La cohésion sociale au Canada

La communauté bahá'íe du Canada rassemble des Autochtones, des francophones et des anglophones, qui manifestent un degré d'unité et de réconciliation entre ces trois remarquables cultures auquel le Canada aspire depuis longtemps. Malgré les obstacles très réels qui existent entre les divers groupes linguistiques et culturels, les enseignements et la vie communautaire bahá'ís offrent le moyen de surmonter peu à peu ces obstacles, non seulement en fournissant les outils nécessaires à une vie communautaire bilingue, mais surtout en affirmant le principe bahá'í fondamental qui protège les droits des minorités et sauvegarde la vitalité spirituelle et les valeurs sociales positives des diverses composantes culturelles de la communauté.

Environ 18 % des bahá'ís canadiens sont d'origine autochtone, alors qu'un autre 18 % est composé d'immigrants de première ou deuxième génération et de réfugiés. Les membres de la communauté bahá'íe canadienne croient que la religion véritable crée des liens qui vont au-delà de la simple tolérance, des liens authentiques d'amour et d'amitié entre Canadiens d'origines diverses, dépassant ce qui peut être accompli par une réglementation publique, aussi efficace puisse-t-elle être pour venir à bout de la méfiance et de l'ignorance. Il est indispensable de tenir compte de la religion si l'on veut que ces remarquables cultures qui constituent le Canada connaissent, de façon durable, l'unité, ainsi que le respect et la compréhension réciproques.

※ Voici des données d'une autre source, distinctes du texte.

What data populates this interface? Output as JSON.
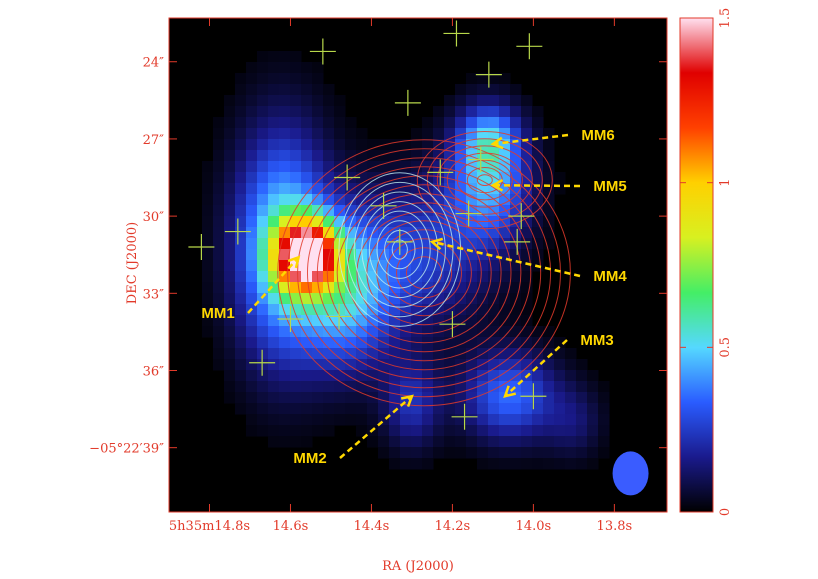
{
  "chart_data": {
    "type": "heatmap",
    "title": "",
    "xlabel": "RA (J2000)",
    "ylabel": "DEC (J2000)",
    "x_ticks": [
      "5h35m14.8s",
      "14.6s",
      "14.4s",
      "14.2s",
      "14.0s",
      "13.8s"
    ],
    "y_ticks": [
      "24″",
      "27″",
      "30″",
      "33″",
      "36″",
      "−05°22′39″"
    ],
    "colorbar": {
      "ticks": [
        "0",
        "0.5",
        "1",
        "1.5"
      ],
      "range": [
        0,
        1.5
      ],
      "colormap": [
        "#000000",
        "#1a1a8c",
        "#2a5cff",
        "#55d8ff",
        "#44ee66",
        "#d8f020",
        "#ffd000",
        "#ff4000",
        "#e00000",
        "#ffe0f0"
      ]
    },
    "sources": [
      {
        "name": "MM1",
        "ra_s": 14.58,
        "dec": 31.6
      },
      {
        "name": "MM2",
        "ra_s": 14.3,
        "dec": 37.0
      },
      {
        "name": "MM3",
        "ra_s": 14.07,
        "dec": 37.0
      },
      {
        "name": "MM4",
        "ra_s": 14.25,
        "dec": 31.0
      },
      {
        "name": "MM5",
        "ra_s": 14.1,
        "dec": 28.8
      },
      {
        "name": "MM6",
        "ra_s": 14.1,
        "dec": 27.2
      }
    ],
    "crosses": [
      [
        14.52,
        23.6
      ],
      [
        14.31,
        25.6
      ],
      [
        14.11,
        24.5
      ],
      [
        14.19,
        22.9
      ],
      [
        14.01,
        23.4
      ],
      [
        14.73,
        30.6
      ],
      [
        14.82,
        31.2
      ],
      [
        14.46,
        28.5
      ],
      [
        14.37,
        29.6
      ],
      [
        14.23,
        28.3
      ],
      [
        14.13,
        27.8
      ],
      [
        14.16,
        29.9
      ],
      [
        14.03,
        30.0
      ],
      [
        14.04,
        31.0
      ],
      [
        14.33,
        31.0
      ],
      [
        14.6,
        34.0
      ],
      [
        14.48,
        33.9
      ],
      [
        14.2,
        34.2
      ],
      [
        14.17,
        37.8
      ],
      [
        14.67,
        35.7
      ],
      [
        14.0,
        37.0
      ]
    ],
    "emission_blobs": [
      {
        "ra_s": 14.56,
        "dec": 31.5,
        "peak": 1.45,
        "sra": 0.05,
        "sdec": 0.9
      },
      {
        "ra_s": 14.62,
        "dec": 31.2,
        "peak": 0.55,
        "sra": 0.08,
        "sdec": 3.0
      },
      {
        "ra_s": 14.46,
        "dec": 33.0,
        "peak": 0.45,
        "sra": 0.08,
        "sdec": 2.0
      },
      {
        "ra_s": 14.11,
        "dec": 28.7,
        "peak": 0.42,
        "sra": 0.07,
        "sdec": 1.6
      },
      {
        "ra_s": 14.11,
        "dec": 27.0,
        "peak": 0.32,
        "sra": 0.05,
        "sdec": 0.9
      },
      {
        "ra_s": 14.28,
        "dec": 31.5,
        "peak": 0.25,
        "sra": 0.12,
        "sdec": 2.0
      },
      {
        "ra_s": 14.06,
        "dec": 37.0,
        "peak": 0.35,
        "sra": 0.08,
        "sdec": 1.2
      },
      {
        "ra_s": 14.3,
        "dec": 37.3,
        "peak": 0.22,
        "sra": 0.05,
        "sdec": 1.2
      },
      {
        "ra_s": 13.9,
        "dec": 38.0,
        "peak": 0.12,
        "sra": 0.05,
        "sdec": 1.0
      }
    ],
    "beam": {
      "ra_s": 13.76,
      "dec": 40.0,
      "sra": 0.03,
      "sdec": 0.8
    }
  }
}
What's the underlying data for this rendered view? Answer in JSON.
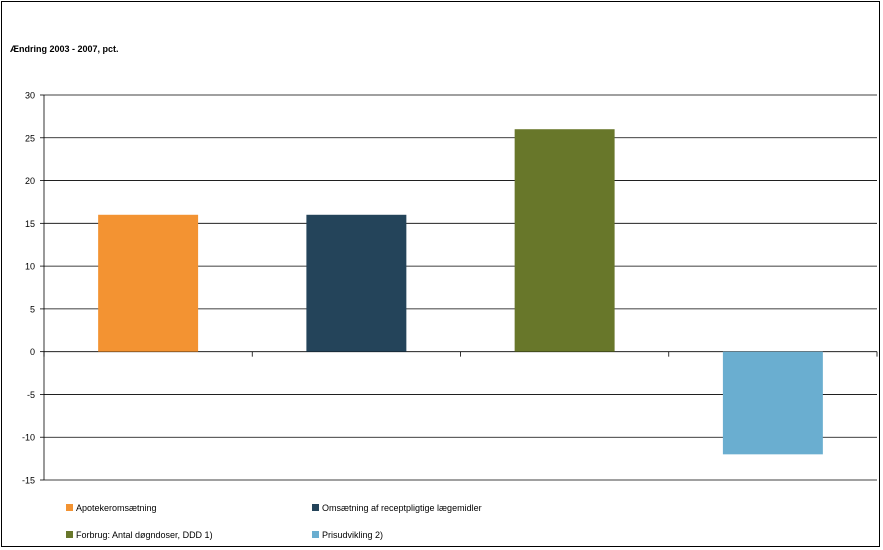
{
  "chart_data": {
    "type": "bar",
    "title": "Ændring 2003 - 2007, pct.",
    "xlabel": "",
    "ylabel": "",
    "ylim": [
      -15,
      30
    ],
    "yticks": [
      30,
      25,
      20,
      15,
      10,
      5,
      0,
      -5,
      -10,
      -15
    ],
    "grid": true,
    "legend_position": "bottom",
    "categories": [
      "Apotekeromsætning",
      "Omsætning af receptpligtige lægemidler",
      "Forbrug: Antal døgndoser, DDD 1)",
      "Prisudvikling 2)"
    ],
    "values": [
      16,
      16,
      26,
      -12
    ],
    "colors": [
      "#f39332",
      "#24445a",
      "#68772a",
      "#6aaed0"
    ]
  }
}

Les expressions « cohésion sociale » et « capital sociétal », qui font depuis peu partie du vocabulaire de la politique sociale, concernent le degré de confiance et d'unité et les liens de réciprocité qui existent entre les membres d'une société. Plus il y a de cohésion sociale et plus le capital sociétal est élevé, mieux se portent en général une société et ses citoyens ; et il est clair que la religion contribue à augmenter la cohésion sociale et le capital sociétal. Il faut maintenant se concentrer sur le renforcement de ce pilier de la vie sociale au Canada.

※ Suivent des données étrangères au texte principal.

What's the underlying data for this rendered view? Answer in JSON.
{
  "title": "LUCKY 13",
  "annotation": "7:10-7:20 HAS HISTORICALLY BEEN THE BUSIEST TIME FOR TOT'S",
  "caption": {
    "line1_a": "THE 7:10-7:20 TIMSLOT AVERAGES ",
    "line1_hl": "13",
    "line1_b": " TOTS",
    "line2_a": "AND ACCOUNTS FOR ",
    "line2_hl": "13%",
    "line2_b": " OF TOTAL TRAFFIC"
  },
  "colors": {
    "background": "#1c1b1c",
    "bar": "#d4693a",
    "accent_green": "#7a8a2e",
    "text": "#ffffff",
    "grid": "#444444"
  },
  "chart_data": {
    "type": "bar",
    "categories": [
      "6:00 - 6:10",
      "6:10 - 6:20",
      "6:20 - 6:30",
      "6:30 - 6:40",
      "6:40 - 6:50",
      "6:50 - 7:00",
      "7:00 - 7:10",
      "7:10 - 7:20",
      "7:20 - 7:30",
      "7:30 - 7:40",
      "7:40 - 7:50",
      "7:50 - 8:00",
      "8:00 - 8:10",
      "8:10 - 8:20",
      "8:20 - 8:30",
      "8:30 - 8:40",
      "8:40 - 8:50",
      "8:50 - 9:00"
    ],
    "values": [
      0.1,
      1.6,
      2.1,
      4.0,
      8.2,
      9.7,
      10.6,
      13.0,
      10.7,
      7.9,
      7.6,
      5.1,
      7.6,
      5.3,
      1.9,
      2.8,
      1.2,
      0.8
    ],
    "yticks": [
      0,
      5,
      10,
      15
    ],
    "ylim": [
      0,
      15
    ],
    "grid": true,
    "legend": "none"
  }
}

Le Canada est bien sûr, de diverses façons, un exemple de ce que des personnes appartenant à des cultures différentes doivent faire pour vivre en harmonie, tout en conservant les qualités distinctes de leur propre culture. Les relations entre les Canadiens de langue française, de langue anglaise et les Autochtones en sont l'exemple le plus marquant. Bien qu'on puisse être fier de ce qui a été accompli, il reste encore beaucoup à faire pour réaliser la réconciliation et l'unification de ces trois principaux groupes qui forment la base de l'identité culturelle canadienne et, de plus, pour prendre en compte les nombreuses cultures qui font aussi partie de la société canadienne. L'ampleur de ce défi ressort clairement de l'écart entre les conditions sociales et économiques des groupes culturels dominants et celles des peuples autochtones du Canada, et de la distance qui persiste entre la réalité culturelle des Canadiens de langue anglaise et de langue française, malgré tous les efforts de tant de citoyens dynamiques et créatifs du Québec et des autres provinces et territoires, qui se sont efforcés de créer l'harmonie et la compréhension entre les cultures.

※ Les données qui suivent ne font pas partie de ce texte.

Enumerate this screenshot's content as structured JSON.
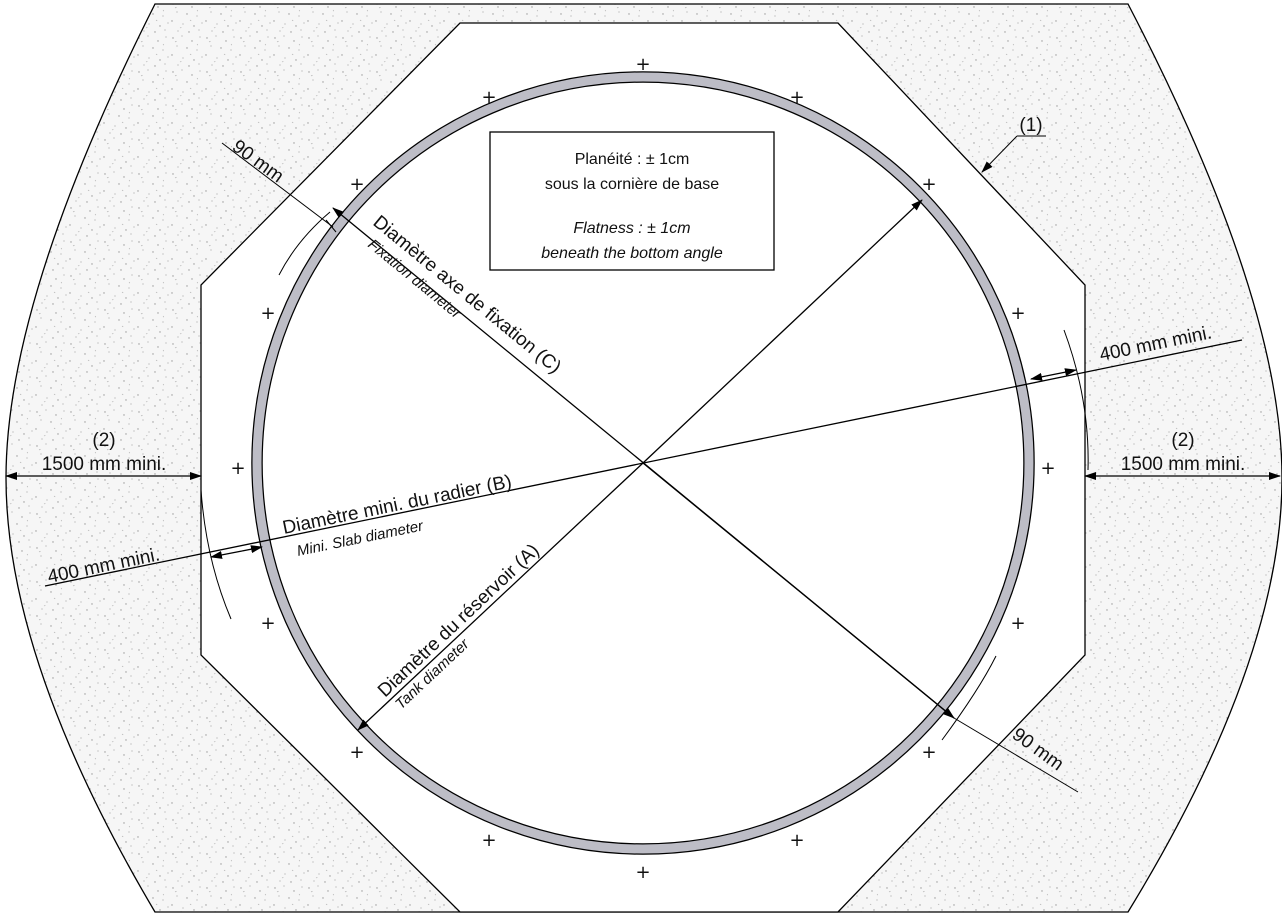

Les Bahá'ís croient que la religion a un rôle à jouer dans ce projet historique que poursuit le Canada. Lorsqu'elle est comprise et pratiquée correctement, la religion sert d'appui aux valeurs et aux principes qui inspirent amour et acceptation des autres, malgré les différences, enseignent l'unité de la famille humaine, établissent les normes de justice qui protègent la dignité de chaque citoyen, et assurent le bien-être d'une nation et la solidarité de ses membres.